Of the 35 technologies so far backed by the Medical Devices Fund, Perx is only the second pure software product. Most are traditional medical devices, tests and therapies.

“And I think that’s the challenge for products like ours – to not just be a digital gimmick, but to stand up and put ourselves to the test clinically, to prove our effectiveness just like a medical device or a new drug therapy would have to,” Rourke says.

Since Perx Health received the grant in August 2019, their product has grown from a platform that relied on photo-verified and self-reported data into a device-integrated one, which can incorporate data generated by devices and sensors such as pedometers, glucometers and blood pressure cuffs.

The grant will also help verify the effectiveness of the newly device-integrated Perx platform. Wheels are already in motion to work with a research partner and validate the app clinically with a long-term trial, Rourke says.
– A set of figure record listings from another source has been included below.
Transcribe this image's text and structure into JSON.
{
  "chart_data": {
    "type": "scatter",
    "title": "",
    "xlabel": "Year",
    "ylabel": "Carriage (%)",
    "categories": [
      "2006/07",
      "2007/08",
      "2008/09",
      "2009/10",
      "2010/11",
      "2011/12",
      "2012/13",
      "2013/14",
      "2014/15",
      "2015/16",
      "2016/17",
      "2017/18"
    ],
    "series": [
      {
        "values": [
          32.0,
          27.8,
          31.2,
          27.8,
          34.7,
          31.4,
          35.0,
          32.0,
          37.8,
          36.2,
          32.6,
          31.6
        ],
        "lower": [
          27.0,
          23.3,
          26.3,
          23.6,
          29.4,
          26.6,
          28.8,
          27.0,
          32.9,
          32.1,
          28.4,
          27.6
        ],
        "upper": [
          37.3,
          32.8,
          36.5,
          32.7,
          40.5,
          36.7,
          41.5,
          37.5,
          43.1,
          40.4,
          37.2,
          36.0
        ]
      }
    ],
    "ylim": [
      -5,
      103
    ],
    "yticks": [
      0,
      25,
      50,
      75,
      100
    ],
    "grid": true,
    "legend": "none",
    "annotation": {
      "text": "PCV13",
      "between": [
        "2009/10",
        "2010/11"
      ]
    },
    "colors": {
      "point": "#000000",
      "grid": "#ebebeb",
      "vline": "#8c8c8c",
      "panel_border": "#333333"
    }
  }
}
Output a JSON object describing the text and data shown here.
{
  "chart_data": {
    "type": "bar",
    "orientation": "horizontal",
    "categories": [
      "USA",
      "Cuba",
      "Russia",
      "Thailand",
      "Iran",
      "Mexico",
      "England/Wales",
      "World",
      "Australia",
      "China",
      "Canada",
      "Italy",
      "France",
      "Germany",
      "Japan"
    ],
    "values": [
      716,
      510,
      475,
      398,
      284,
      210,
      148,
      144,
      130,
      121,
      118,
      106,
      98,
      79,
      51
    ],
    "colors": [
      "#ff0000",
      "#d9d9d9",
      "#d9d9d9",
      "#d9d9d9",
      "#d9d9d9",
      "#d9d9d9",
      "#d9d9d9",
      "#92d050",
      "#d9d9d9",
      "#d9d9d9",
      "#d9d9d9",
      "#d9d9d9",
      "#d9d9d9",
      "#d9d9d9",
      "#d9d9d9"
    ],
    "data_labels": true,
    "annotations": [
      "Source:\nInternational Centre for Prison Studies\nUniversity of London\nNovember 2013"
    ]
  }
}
How the device-integrated app performs in actual patient cohorts will be rigorously explored too.

“We’ll be testing the evolved product with our enterprise customers to show that not only does it work in a research setting, but also that it works in a real-world context,” he says.

“And that’s what we’re really excited about over the next two years – to show a demonstrable health impact and that our digital therapeutic is therefore worthy of ongoing funding from the likes of NSW Health.”